Two films recently have been very similar (and this afternoon I saw the second, even though it’s been out for some time). Elysium and In Time are very similar. Both feature a totalitarian control on magically efficient health care. In both access to this is highly restricted. In both of them health (or immortality) access is highly restricted. Why? Population pressure is explicitly mentioned on one, but it is not clear that this is the problem they might pretend. As an extreme, Michael Moorcock’s Dancers at the End of Time are all immortal by a technology long lost and long forgotten. Our hero in that story is unusual, he’s the only person alive who was “born”.  
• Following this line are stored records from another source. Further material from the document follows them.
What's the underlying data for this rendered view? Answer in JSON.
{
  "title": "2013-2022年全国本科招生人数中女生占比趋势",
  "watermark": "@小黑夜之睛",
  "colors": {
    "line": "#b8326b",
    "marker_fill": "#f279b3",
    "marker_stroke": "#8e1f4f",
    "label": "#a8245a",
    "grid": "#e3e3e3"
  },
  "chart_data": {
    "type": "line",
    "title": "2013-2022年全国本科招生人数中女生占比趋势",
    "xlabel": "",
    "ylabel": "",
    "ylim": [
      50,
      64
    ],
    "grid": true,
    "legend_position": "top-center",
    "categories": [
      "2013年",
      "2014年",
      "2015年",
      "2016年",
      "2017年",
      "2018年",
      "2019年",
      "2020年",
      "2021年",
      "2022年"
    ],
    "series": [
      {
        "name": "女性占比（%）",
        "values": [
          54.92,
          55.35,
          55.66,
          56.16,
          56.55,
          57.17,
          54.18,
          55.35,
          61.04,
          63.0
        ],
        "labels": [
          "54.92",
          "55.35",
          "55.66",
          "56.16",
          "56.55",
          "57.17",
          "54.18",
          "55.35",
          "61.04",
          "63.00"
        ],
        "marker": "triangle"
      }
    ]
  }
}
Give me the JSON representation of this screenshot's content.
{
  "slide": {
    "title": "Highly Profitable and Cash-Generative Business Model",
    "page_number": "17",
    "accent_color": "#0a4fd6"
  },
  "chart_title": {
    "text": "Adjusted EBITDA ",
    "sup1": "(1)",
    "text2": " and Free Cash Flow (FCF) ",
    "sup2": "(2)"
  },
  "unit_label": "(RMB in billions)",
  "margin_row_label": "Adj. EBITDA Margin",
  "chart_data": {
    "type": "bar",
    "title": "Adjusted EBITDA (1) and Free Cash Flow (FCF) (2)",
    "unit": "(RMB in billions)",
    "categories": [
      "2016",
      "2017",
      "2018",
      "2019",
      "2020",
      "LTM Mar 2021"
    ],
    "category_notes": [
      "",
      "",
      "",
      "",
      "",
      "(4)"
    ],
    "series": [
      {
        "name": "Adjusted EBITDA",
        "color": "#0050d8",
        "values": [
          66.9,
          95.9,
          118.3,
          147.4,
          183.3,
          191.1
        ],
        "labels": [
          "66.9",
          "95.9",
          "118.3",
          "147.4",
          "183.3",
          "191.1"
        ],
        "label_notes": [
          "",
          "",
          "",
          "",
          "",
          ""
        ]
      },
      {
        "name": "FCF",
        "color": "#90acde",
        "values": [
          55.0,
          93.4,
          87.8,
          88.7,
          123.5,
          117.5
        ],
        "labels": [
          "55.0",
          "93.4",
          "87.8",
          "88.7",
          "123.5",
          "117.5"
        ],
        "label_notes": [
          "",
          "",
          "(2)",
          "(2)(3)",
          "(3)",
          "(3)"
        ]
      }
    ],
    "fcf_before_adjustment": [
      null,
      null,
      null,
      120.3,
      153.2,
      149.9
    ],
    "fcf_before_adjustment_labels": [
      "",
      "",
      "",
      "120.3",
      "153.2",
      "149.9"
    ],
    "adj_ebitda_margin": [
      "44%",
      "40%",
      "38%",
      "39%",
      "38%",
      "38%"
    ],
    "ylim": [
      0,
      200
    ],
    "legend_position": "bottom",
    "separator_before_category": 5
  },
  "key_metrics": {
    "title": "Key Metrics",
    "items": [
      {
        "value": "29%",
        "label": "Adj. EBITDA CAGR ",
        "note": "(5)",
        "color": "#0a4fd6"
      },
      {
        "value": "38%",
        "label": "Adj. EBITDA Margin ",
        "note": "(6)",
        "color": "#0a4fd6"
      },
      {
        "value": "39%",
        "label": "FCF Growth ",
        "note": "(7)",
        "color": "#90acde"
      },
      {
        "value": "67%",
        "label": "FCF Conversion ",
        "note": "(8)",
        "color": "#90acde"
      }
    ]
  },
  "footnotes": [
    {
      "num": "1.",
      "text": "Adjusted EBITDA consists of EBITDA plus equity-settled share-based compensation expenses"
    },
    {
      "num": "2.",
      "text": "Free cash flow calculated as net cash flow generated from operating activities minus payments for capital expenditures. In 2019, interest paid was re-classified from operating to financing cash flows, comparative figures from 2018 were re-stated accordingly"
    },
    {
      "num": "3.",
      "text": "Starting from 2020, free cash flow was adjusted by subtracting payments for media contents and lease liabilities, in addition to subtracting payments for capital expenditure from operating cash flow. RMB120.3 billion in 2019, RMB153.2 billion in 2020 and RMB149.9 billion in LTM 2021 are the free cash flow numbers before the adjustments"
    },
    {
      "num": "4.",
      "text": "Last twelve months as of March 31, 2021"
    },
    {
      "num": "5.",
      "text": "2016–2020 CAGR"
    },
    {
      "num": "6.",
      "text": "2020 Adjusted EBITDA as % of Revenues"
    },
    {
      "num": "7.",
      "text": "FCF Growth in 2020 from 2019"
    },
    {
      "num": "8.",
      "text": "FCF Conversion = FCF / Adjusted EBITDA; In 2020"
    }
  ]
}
In the second film, In Time, basically immortality is a consequence of solvency and the consequences of bankruptcy are instantaneous and fatal. When you reach 25, bang, you stop aging, your “clock” (wealth) is set to 1 year. If your clock ever reaches 0, boom. You are dead. The second economic stricture is that there is no post-mortem inheritance. If you die with “wealth” (time) then access to those funds are lost forever. No reason is given for the second issue, which is somewhat odd, because protection of inheritance is a feature that is held today as a feature in place which in-trenches the wealthy (so you’d think the wealthy would have implemented a mechanism for that). The “reason” for the first (bankruptcy kills) is that this is necessary for a Darwinian culling, selection of the fittest (and fitness is measured by wealth alone).

In both of these dystopian communities our hero is drawn from the bottom of the economic slice, from the slums. In both of these, there is little evidence of any positive governmental organs, no social services, no welfare, nothing. Killers and crooks are used in clumsy efforts to keep the order.

The wealthy in the In Time movie suffer from a lack of purpose and ennui. They are eternally 25. They have nothing to do but protect their wealth and avoid any sort of physical risk. The main character is spurred to action after a humanitarian effort saves the life of one of the wealthy, who decides to gift his wealth and die because he’s lived too long and he has no reason to continue.

In Elysium medicine is all automated and there is no indication that the medical resources required to heal people is limited for any actual reason. Our hero liberates access to super-medicine to everyone and the film ends. In In Time, the film ends with market (currency) disruption and a sense that the instability may signal change.

Somewhere, or someday, a fictional dystopian (or utopian?) future story will investigate immortality and almost perfect medical technology, without Malthusian fears and/or the mistaken notion that monetary exchange is zero-sum.